Human analogies and responsibility

  • Comparisons to human bias, false memories, and confabulation are common, but many note humans can say “I don’t know” and often avoid making things up in high‑stakes contexts.
  • Concern: LLMs fail differently from humans—confidently fabricating specifics (laws, APIs, court cases, features) without signaling uncertainty.

Use cases where errors are tolerable or useful

  • Many find LLMs valuable for low‑stakes, non-factual work: art, creative writing, translation refinement, brainstorming, summarization, and coding assistance.
  • Some explicitly use “hallucinations” as a creativity feature.
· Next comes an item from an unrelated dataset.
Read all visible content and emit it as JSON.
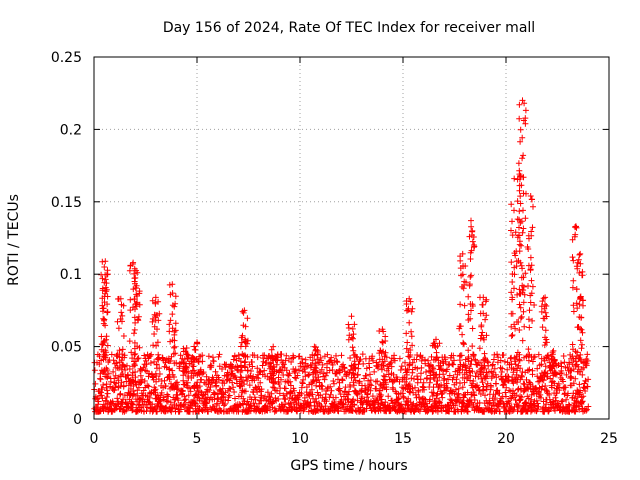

Productization, marketing, and backlash

  • Several worry that vendors, especially in education and consumer tools, oversell AI as accurate or “hallucination‑free.”
  • Others say hallucination risk is widely known in technical circles but downplayed in public demos (e.g., shiny keynotes).
  • There’s concern about embedding LLMs in critical systems (tax advice, regulation, healthcare) where wrong but confident answers are unacceptable.

Mitigation and future directions

  • A lot of effort is reportedly going into grounding, retrieval, hybrid knowledge systems, and better evaluation.
  • Some believe LLMs are just one step toward broader AI; others think scaling them alone will never fix the hallucination problem.